La mélancolie m'a saisi dès le début de la marche, la faute au ciel sans doute dont le bleu s'est totalement dissout dans une brume aux couleurs indéterminées. Comme hier le paysage disparaît dans un étrange brouillard, la lumière diffuse du soleil fantôme gomme tous les contrastes et désagrège les reliefs qui se diluent dans de vaporeuses volutes.
Un temps qui fait penser au Voyage d'Hiver de Franz Schubert ! J'avance sur la gangue de glace qui recouvre le chemin contre la brise glaciale et descendante. Au miroir opaque et dur succède bientôt la lourde neige détrempée, il faut alors suivre les traces jaunies dans un univers sans contrastes ni couleurs. Cette lumière blafarde estompe toutes les formes, elle est d'une sinistre beauté.
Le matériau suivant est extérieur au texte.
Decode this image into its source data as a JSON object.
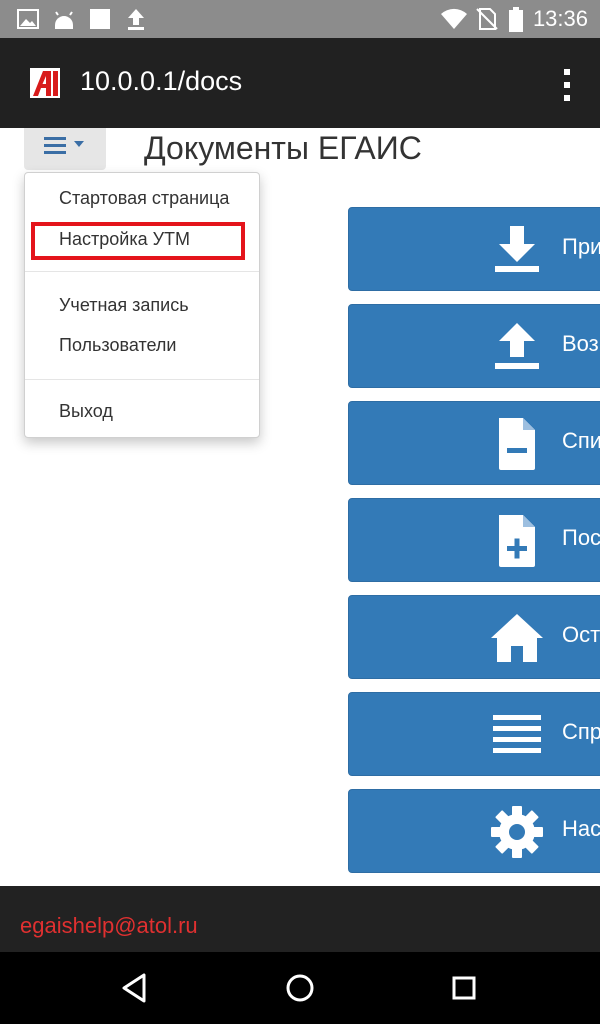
{
  "status_bar": {
    "time": "13:36",
    "icons": [
      "gallery-icon",
      "android-icon",
      "square-notification-icon",
      "upload-icon",
      "wifi-icon",
      "no-sim-icon",
      "battery-icon"
    ]
  },
  "app_bar": {
    "url": "10.0.0.1/docs",
    "logo": "app-logo-icon",
    "menu": "overflow-menu-icon"
  },
  "page": {
    "title": "Документы ЕГАИС",
    "menu_toggle": "hamburger-menu-icon"
  },
  "dropdown": {
    "items": [
      {
        "label": "Стартовая страница"
      },
      {
        "label": "Настройка УТМ"
      },
      {
        "label": "Учетная запись"
      },
      {
        "label": "Пользователи"
      },
      {
        "label": "Выход"
      }
    ],
    "highlight_color": "#e4141b"
  },
  "tiles": [
    {
      "label": "При",
      "icon": "download-icon"
    },
    {
      "label": "Воз",
      "icon": "upload-icon"
    },
    {
      "label": "Спи",
      "icon": "document-minus-icon"
    },
    {
      "label": "Пос",
      "icon": "document-plus-icon"
    },
    {
      "label": "Ост",
      "icon": "home-icon"
    },
    {
      "label": "Спр",
      "icon": "list-icon"
    },
    {
      "label": "Нас",
      "icon": "gear-icon"
    }
  ],
  "footer": {
    "email": "egaishelp@atol.ru"
  },
  "nav_bar": {
    "buttons": [
      "back-icon",
      "home-circle-icon",
      "recents-icon"
    ]
  },
  "colors": {
    "tile_blue": "#337ab7",
    "app_bar": "#212121",
    "status_bar": "#8c8c8c",
    "footer_email": "#e03030"
  }
}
Un couple d'oiseaux noirs semble me suivre à distance, ils animent l'espace par de sombres trajectoires au gré de leurs ailes de jais. Enfermé dans la solitude de mes pas, les distances n'ont plus cours et, sans faire une pause, j'arrive bientôt au col de l'Aigleton. Toutefois je n'ai pas l'impression d'avoir atteint un but dans ce décor à moitié dessiné. Alors je poursuis vers la Dent du Pra par une pente étroite où la neige devient presque liquide. Les conversions s'enchaînent mais bientôt les roches sous-jacentes percent le manteau neigeux, ça devient délicat de faire la trace sans déchausser. Au prix d'une traversée douteuse sur un rocher que n'apprécient pas du tout les carres de mes planches, j'arrive enfin à sortir de la pente raide au milieu d'escargots de neige à moitié fondus qui ont dévalé le couloir ces derniers jours. A la faveur d'une éclaircie, une pâle ombre me suit maintenant, là-haut brille un halo lumineux à travers le nuage de sable. La progression est pénible, comme dans un sorbet inconsistant sorti depuis trop longtemps du frigo. Je marche comme un prisonnier dans sa triste cour borgne et me surprend à entonner le chœur des esclaves tant la tâche est ingrate. Va pensiero sull'ali dorate... Le cœur n'y est plus, tant pis pour la Dent du Pra.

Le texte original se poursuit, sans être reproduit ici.